Differential Diagnosis

Evaluation

  • Clinical diagnosis — do NOT delay treatment for CXR or CT
  • Point-of-care ultrasound (POCUS): absent lung sliding on affected side (high sensitivity)[2]
  • CXR (if time permits): hyperlucency, absent lung markings, mediastinal shift, deep sulcus sign (supine)
  • CT chest: definitive but rarely indicated acutely

Management

Immediate Decompression

  • Needle decompression (temporizing measure):
    • 14-16 gauge angiocatheter
    • Site: 5th intercostal space, anterior axillary line (preferred) or 2nd ICS midclavicular line[3]
    • Insert over the top of the rib (avoid neurovascular bundle on inferior rib margin)
    • Rush of air confirms diagnosis
    • May fail due to chest wall thickness — consider longer catheter (8 cm) or finger thoracostomy

Definitive Treatment

  • Tube thoracostomy (28-36 Fr)
    • Required after needle decompression
    • 5th ICS, anterior to mid-axillary line
    • Connect to underwater seal / Pleurovac
  • In cardiac arrest: bilateral finger thoracostomies

Cardiac Arrest

  • Tension pneumothorax is a reversible cause of PEA arrest (the T in H's and T's)
  • Bilateral needle or finger thoracostomy during CPR
  • If ROSC not achieved after decompression, consider other causes

Disposition

  • Admit all patients with tension pneumothorax
  • ICU admission if hemodynamic instability, mechanical ventilation, or ongoing air leak
  • Trauma surgery or thoracic surgery consultation

See Also

References

  1. Roberts DJ, et al.
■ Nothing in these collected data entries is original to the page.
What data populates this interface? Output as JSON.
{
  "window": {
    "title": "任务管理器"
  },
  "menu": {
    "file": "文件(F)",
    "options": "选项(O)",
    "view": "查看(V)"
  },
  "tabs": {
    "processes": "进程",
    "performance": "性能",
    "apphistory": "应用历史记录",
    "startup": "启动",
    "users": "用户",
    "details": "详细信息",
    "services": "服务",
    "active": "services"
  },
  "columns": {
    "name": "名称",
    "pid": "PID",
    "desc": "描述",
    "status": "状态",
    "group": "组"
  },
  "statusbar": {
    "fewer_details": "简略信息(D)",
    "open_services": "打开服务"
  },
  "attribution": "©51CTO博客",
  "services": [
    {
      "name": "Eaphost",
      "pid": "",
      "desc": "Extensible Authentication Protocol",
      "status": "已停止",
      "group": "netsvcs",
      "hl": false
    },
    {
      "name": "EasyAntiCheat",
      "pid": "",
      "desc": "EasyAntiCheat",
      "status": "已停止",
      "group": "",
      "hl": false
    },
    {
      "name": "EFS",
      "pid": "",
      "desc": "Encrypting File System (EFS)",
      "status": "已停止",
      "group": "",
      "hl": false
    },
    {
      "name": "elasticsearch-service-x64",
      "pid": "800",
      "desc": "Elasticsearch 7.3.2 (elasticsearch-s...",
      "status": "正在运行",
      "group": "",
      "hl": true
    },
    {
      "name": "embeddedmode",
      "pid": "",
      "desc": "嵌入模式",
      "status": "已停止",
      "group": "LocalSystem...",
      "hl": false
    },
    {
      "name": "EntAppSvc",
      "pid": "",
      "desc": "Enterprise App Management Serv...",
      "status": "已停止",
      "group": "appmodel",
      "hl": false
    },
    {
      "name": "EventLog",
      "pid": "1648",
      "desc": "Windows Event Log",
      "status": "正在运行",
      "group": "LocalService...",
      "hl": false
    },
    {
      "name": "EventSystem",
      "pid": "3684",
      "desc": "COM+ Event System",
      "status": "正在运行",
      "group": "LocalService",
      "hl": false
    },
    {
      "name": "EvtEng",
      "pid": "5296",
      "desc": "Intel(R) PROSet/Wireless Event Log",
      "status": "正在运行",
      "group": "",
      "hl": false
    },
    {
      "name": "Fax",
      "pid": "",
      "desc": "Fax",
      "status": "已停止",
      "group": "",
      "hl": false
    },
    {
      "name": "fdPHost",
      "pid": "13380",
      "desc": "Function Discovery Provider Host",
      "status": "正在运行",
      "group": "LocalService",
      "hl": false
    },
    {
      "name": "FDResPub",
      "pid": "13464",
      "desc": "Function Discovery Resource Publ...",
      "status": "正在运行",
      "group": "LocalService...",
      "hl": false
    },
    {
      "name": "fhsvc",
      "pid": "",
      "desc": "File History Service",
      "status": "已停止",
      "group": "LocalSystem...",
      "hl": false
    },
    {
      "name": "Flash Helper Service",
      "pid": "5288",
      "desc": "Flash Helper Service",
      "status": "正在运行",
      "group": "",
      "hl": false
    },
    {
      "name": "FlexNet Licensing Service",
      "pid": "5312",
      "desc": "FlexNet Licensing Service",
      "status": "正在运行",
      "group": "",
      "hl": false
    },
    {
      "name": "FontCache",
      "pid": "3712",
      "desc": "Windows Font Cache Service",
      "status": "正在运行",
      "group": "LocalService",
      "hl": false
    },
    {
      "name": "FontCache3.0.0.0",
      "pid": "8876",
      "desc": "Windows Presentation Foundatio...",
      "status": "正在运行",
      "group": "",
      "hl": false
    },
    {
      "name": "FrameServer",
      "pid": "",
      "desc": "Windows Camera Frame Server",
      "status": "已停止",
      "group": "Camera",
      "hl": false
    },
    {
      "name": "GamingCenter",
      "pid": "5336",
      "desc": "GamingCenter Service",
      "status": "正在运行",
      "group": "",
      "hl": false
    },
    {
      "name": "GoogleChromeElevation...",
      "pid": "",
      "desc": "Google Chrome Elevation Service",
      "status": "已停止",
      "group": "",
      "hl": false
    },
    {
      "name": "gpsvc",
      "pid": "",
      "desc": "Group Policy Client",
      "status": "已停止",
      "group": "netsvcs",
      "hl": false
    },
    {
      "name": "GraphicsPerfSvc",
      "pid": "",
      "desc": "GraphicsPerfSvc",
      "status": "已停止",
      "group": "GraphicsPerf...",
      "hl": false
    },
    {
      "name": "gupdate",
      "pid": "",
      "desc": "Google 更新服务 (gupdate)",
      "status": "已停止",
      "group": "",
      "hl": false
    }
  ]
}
Clinical presentation of patients with tension pneumothorax. Ann Surg. 2015;261(6):1068-1078. PMID 25563886.
  2. Lichtenstein DA, et al. Relevance of lung ultrasound in the diagnosis of acute respiratory failure: the BLUE protocol. Chest. 2008;134(1):117-125. PMID 18403664.
  3. Inaba K, et al. Radiographic evaluation of alternative sites for needle decompression of tension pneumothorax. Arch Surg. 2012;147(9):813-818. PMID 22987168.